Before we see how to implement the inject
method, I think it's beneficial to review how to generate a sum manually:
total = 0 [3, 2, 4, 53, 5, 3, 23343, 4342, 12, 3].each do |i| total += i end puts total
When you run this program it will generate the value 27700
, which is the sum of all the individual values present in the array.
However, that took four lines of code. To shorten it we can use the inject
method:
[3, 2, 4, 53, 5, 3, 23343, 4342, 12, 3].inject(&:+)
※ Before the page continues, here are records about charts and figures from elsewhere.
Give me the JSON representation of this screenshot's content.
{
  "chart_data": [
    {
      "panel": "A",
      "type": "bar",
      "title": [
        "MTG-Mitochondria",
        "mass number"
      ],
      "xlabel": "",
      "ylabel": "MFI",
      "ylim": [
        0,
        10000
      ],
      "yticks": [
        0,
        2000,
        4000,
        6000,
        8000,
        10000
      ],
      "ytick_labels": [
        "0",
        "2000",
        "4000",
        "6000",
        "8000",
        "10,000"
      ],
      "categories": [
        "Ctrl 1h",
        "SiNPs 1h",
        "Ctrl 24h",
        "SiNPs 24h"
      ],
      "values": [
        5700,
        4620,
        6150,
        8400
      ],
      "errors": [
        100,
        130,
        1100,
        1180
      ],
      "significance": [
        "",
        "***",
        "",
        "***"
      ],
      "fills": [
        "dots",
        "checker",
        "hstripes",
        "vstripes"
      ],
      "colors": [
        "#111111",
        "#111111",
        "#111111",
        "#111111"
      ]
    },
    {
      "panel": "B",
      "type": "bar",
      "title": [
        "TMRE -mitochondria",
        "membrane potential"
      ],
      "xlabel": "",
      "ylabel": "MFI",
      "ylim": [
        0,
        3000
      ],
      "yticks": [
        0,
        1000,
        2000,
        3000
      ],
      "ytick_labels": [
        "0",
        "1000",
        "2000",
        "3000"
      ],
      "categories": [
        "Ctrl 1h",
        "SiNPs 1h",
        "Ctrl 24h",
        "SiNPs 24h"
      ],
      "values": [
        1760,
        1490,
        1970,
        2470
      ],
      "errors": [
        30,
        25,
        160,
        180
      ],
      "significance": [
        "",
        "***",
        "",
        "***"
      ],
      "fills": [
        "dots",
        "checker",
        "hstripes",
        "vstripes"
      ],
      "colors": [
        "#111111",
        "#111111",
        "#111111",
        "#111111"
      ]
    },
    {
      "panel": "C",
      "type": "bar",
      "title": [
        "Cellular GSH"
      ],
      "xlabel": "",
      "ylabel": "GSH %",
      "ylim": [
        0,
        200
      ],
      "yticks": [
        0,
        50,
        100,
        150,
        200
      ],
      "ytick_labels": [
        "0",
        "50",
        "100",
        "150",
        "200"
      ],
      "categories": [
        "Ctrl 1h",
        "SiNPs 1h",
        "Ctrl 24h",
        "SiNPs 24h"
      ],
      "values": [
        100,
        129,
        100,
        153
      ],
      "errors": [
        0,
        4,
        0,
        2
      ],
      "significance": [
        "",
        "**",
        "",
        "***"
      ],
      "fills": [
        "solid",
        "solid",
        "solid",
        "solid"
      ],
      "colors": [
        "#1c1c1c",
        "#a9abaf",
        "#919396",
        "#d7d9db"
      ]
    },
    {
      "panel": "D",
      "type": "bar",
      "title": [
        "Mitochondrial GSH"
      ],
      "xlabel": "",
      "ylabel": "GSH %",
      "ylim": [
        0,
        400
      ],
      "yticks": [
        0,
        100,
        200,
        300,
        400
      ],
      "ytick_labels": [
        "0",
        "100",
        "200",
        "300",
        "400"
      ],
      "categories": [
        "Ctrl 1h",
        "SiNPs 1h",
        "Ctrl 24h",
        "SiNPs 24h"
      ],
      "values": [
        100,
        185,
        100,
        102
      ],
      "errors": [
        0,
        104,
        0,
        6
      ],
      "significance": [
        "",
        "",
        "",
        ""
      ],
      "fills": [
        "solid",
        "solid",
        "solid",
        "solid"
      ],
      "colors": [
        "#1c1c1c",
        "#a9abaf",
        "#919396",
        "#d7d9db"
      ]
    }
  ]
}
In this code we are calling the inject
method and passing it to each element in the array. The inject
method is similar to map
or select
in the way that it looks at each element in a collection. However it differs in the sense that it keeps track of the variable value with each iteration. This makes it possible to easily increment all of values in a collection and is thus perfect for creating sums.
But inject
is not limited to creating sums. If we want to multiply all of the values in a collection we can replace +
with *
.
[3, 2, 4, 53, 5, 3, 23343, 4342, 12, 3].inject(&:*)
So how exactly was it this easy? It's because +
is not an operator in Ruby, rather it is a method. In other programming languages, the parser interprets these symbols as operators, but Ruby treats it as a method and sends it to each of the values of the collection its iterating through.
So, this is how easy it is to generate a sum from values in an array in Ruby.